If a functor $U:{\mathscr A}\to{\mathscr B}$ between abelian categories has an exact left adjoint, then it preserves injectives. This applies to the forgetful functor $U: \Gamma\text{-Mod}\to\Lambda\text{-Mod}$ here, since its left adjoint $(-)_{(\varphi)} := \Gamma\otimes_\Lambda -$ is exact if $\Gamma$ is $\Lambda$-projective (and in fact, flatness would suffice, as user26857 said).

The dual of this statement (which is now really a formal consequence and need not be reproven) is: If $U:{\mathscr A}\to{\mathscr B}$ has an exact right adjoint, then is preserves projectives. This applies to $U$ and its right adjoint $\text{Hom}_\Lambda(\Gamma,-)$, which is exact if and only if $\Gamma$ is $\Lambda$-projective.

Also, note that relative projectivity and injectivity can be formalized in this generality: given $U: {\mathscr A}\to{\mathscr B}$ exact, call $X\in{\mathscr A}$ $U$-injective or $U$-projective if it is injective resp. projective relative to all monomorphisms resp. epimorphisms in ${\mathscr A}$ that split upon application of $U$. Then any ${\mathscr B}$-injective/projective object that is also $U$-injective/projective is also ${\mathscr A}$-projective/injective.

Answer 2

This is just a proof of the last thing you wrote.

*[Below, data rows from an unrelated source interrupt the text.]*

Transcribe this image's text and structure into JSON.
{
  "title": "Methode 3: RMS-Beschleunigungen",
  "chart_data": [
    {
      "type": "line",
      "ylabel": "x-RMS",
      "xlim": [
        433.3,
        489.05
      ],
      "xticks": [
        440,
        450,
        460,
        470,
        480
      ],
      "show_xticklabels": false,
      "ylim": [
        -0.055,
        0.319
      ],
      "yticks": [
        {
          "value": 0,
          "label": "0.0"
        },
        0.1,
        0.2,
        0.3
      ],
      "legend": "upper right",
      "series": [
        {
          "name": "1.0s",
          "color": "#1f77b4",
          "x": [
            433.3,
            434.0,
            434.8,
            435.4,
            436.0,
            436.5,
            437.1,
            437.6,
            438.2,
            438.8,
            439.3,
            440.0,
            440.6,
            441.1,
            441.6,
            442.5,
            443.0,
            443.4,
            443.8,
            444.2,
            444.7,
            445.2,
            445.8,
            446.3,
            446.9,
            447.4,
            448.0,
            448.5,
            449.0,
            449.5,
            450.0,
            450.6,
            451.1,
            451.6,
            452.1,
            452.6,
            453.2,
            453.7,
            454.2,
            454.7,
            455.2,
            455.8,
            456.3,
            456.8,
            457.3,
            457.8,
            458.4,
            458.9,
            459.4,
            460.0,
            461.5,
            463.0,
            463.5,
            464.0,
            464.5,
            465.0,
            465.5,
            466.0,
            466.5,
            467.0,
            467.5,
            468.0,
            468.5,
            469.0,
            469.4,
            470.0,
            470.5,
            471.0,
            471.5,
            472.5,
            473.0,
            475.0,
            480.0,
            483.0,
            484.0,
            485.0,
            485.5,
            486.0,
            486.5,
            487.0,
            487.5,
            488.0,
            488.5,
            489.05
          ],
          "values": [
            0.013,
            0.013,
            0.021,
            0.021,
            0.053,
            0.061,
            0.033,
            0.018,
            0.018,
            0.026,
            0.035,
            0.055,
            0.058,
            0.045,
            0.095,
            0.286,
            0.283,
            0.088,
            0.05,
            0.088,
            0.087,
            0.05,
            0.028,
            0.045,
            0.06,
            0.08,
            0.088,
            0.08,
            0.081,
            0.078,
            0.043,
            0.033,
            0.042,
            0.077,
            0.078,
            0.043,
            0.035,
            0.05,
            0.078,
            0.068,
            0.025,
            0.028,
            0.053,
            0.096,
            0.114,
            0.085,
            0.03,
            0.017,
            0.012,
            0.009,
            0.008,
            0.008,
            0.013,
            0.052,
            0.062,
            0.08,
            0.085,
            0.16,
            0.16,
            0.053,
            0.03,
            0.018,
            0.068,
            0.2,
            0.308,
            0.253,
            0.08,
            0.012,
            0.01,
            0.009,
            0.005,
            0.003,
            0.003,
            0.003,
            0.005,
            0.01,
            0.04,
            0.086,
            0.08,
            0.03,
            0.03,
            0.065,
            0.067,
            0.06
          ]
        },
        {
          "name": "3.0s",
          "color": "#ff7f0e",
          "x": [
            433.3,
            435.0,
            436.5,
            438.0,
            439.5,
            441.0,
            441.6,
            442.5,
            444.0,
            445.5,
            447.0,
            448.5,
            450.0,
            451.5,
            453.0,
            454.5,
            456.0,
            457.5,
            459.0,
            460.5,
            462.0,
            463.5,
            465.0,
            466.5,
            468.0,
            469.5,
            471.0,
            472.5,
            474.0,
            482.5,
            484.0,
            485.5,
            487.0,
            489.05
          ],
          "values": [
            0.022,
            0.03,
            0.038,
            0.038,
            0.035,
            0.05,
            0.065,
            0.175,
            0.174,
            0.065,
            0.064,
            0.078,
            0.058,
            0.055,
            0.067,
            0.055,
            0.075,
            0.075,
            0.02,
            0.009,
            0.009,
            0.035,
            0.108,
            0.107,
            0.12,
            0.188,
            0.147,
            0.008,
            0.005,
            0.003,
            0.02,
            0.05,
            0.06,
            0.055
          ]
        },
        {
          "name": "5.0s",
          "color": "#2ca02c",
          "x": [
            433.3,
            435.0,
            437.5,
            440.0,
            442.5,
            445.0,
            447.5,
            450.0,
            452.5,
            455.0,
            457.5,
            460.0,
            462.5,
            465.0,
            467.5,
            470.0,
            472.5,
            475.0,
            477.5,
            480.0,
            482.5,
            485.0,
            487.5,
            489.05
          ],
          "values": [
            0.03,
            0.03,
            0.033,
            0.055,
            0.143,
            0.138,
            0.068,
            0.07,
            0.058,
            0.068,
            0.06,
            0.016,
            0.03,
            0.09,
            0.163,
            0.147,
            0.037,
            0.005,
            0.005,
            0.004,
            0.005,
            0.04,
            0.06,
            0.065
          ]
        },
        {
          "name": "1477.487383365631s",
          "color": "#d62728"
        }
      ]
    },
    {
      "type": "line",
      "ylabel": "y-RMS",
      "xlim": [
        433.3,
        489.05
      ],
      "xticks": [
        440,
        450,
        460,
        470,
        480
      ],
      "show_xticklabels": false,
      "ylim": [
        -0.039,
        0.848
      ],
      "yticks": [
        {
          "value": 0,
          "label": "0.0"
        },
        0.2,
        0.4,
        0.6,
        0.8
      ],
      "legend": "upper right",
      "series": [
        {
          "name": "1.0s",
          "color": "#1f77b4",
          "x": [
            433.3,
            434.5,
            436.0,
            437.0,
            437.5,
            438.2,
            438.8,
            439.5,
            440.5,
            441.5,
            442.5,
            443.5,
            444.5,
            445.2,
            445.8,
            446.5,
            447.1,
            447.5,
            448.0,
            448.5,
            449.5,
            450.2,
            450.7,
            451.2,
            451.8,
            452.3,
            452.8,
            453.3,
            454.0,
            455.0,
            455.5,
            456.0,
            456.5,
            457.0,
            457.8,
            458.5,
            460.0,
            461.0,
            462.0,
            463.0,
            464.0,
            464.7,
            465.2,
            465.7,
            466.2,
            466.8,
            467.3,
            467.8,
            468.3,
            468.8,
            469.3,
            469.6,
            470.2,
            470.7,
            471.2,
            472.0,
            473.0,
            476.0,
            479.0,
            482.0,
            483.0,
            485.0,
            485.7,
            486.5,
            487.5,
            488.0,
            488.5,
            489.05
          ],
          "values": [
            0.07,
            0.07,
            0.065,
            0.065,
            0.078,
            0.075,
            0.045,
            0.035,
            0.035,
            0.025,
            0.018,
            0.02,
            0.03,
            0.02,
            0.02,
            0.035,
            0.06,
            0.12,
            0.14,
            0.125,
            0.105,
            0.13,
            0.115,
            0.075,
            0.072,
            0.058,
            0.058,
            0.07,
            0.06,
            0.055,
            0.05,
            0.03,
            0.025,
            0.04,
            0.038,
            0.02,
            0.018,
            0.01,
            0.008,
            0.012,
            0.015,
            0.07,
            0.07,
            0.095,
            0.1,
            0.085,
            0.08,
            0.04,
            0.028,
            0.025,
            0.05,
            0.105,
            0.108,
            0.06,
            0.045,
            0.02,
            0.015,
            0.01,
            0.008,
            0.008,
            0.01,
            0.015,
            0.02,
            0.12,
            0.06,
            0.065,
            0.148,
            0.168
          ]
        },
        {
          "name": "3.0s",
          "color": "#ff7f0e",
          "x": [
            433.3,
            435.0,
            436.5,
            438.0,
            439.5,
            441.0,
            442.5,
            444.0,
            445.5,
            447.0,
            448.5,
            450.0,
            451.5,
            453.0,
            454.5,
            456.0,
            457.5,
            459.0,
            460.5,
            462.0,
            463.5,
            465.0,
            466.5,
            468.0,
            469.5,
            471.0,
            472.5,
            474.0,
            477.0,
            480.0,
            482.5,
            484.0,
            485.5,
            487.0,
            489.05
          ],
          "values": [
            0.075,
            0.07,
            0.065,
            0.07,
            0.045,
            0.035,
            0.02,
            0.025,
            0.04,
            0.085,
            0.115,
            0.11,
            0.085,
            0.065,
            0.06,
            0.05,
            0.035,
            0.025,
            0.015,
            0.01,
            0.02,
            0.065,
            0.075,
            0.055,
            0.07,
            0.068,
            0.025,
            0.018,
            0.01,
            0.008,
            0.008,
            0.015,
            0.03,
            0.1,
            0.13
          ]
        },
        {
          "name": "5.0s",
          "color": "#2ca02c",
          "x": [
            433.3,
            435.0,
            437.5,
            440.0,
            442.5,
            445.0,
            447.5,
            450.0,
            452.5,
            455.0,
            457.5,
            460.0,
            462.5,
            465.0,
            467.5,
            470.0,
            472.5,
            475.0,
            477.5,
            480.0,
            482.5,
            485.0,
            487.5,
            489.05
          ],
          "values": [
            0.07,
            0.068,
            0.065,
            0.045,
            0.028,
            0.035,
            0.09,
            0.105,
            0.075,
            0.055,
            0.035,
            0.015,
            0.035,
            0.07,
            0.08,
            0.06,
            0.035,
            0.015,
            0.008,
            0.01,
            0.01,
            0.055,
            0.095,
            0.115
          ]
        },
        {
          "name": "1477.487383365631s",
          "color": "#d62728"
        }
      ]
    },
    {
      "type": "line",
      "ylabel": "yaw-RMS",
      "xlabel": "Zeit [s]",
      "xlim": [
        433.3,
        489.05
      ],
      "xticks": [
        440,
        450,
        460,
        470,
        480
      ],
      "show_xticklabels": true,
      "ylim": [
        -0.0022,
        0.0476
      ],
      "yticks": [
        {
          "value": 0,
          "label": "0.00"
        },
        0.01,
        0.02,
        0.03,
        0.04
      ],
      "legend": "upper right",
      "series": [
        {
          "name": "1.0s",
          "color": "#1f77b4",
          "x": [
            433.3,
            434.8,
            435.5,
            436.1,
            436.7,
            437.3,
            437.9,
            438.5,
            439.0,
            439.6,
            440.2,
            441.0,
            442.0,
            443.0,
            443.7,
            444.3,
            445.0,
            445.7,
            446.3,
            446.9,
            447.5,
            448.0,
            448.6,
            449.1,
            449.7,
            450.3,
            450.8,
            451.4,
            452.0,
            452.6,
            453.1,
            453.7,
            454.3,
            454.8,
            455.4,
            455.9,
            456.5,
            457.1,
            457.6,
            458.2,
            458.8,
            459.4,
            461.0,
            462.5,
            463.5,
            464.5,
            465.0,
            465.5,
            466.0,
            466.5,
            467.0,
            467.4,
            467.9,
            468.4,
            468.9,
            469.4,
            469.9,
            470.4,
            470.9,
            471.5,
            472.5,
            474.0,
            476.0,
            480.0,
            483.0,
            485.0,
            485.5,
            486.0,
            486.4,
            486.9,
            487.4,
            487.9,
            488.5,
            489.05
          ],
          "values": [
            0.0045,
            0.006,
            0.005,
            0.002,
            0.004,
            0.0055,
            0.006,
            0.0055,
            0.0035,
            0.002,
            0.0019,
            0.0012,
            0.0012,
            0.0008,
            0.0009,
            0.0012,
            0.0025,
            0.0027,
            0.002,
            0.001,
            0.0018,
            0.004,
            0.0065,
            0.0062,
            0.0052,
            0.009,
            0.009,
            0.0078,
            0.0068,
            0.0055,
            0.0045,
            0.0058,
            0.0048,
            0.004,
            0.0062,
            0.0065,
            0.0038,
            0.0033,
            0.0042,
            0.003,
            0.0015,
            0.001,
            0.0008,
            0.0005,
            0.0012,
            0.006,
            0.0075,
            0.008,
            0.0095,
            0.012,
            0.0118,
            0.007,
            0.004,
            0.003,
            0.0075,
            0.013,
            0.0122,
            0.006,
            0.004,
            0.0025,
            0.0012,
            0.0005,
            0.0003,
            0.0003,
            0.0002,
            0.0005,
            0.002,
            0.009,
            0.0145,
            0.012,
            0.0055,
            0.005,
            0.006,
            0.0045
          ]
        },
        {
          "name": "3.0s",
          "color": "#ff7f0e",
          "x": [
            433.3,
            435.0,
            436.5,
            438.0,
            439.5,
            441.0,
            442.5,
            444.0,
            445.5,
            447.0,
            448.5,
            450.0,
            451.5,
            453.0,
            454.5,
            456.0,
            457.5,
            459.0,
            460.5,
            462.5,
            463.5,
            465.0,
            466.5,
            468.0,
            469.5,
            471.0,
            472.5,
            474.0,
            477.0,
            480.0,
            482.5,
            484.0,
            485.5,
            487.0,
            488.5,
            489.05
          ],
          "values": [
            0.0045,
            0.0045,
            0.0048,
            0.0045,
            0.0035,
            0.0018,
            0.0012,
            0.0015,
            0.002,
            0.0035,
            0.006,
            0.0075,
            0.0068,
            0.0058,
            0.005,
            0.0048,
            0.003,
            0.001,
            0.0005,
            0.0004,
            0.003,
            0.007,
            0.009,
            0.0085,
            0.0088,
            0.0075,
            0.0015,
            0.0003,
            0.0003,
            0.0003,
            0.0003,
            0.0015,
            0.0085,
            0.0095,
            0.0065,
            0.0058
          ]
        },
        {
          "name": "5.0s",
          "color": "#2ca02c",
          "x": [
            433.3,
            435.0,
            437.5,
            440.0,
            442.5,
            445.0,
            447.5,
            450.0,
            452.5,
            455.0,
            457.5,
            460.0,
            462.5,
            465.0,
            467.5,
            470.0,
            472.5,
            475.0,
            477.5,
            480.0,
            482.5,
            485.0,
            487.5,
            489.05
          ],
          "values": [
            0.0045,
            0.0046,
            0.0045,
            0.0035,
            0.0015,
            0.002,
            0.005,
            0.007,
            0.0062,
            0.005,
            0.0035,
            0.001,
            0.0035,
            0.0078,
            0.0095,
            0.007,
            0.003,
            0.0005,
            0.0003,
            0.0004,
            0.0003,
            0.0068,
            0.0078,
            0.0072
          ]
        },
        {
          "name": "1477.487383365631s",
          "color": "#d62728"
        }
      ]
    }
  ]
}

Since $\Gamma$ is $\Lambda$-projective, $\Lambda^n \simeq \Gamma \oplus \Gamma'$ for some $n$ (possibly infinite). Thus considering $\Gamma$ as a sub-module of $\Lambda^n$, $i\otimes \Gamma$ is the restriction to $A'\otimes_\Lambda \Gamma$ of the map $i \otimes A^n: A'\otimes_\Lambda \Lambda^n \rightarrow A\otimes_\Lambda \Lambda^n$. This map is naturally identified with $i^{\oplus n}: (A')^n \rightarrow A^n$, which is injective if $i$ is. Hence its restriction to $A' \otimes_\Lambda \Gamma$ is also injective.